Soe Hok Gie

Soe Hok Gie (lahir di Jakarta 17 Desember 1942, meninggal di Gunung Semeru, 16 Desember 1969), merupakan seorang aktivis Indonesia Tionghoa yang menentang kediktatoran berturut-turut dari Presiden Soekarno dan Soeharto. Ia adalah mahasiswa Fakultas Sastra Universitas Indonesia Jurusan Sejarah tahun 1962–1969.


Biografi
Soe adalah seorang etnis Tionghoa Katolik Roma. Leluhur Soe Hok Giesendiri adalah berasal dari provinsi Hainan, Republik Rakyat Tiongkok. Ayahnya bernama Soe Lie Piet alias Salam Sutrawan. Ia keempat dari lima bersaudara di keluarganya; kakaknya Arief Budiman, seorang sosiolog dan dosen di Universitas Kristen Satya Wacana, juga cukup kritis dan vokal dalam politik Indonesia.

Pendidikan, karier dan kematian
Setelah menghabiskan tahun-tahun terakhirnya di SMA Kolese Kanisius, Soe kuliah di Universitas Indonesia (UI) dari tahun 1962 sampai 1969; setelah menyelesaikan studi di universitas, ia menjadi dosen di almamaternya sampai kematiannya.

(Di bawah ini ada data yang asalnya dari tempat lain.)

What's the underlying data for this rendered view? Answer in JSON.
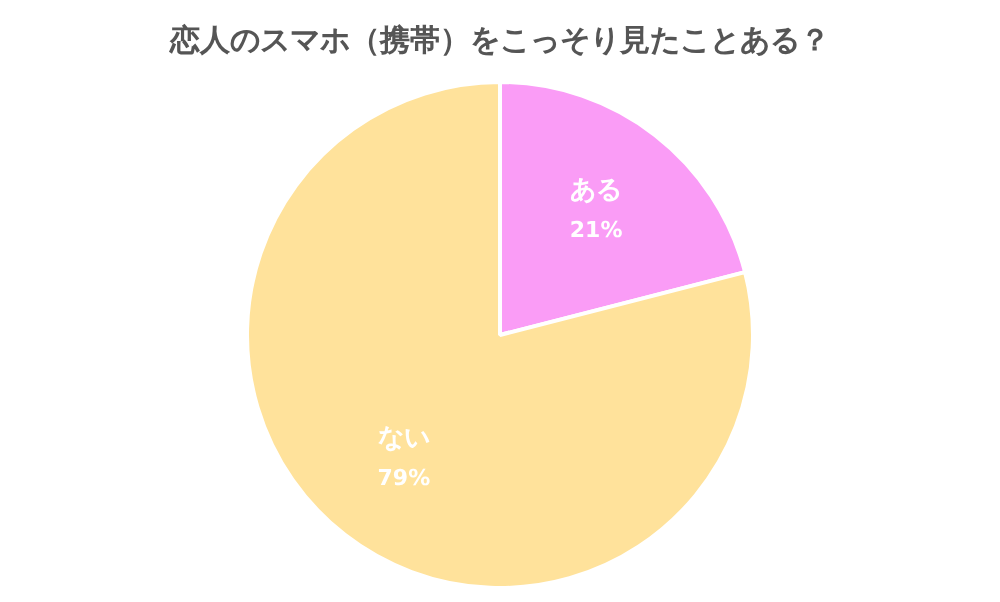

Ia selama kurun waktu sebagai mahasiswa menjadi pembangkang aktif, memprotes Presiden Sukarno dan PKI. Soe adalah seorang penulis yang produktif, dengan berbagai artikel yang dipublikasikan di koran-koran seperti Kompas, Harian Kami, Sinar Harapan, Mahasiswa Indonesia, dan Indonesia Raya. Setelah Riri Riza merilis film berjudul Gie pada tahun 2005, artikel-artikelnya disusun oleh Stanley dan Aris Santoso yang diterbitkan dengan judul Zaman Peralihan oleh penerbit GagasMedia.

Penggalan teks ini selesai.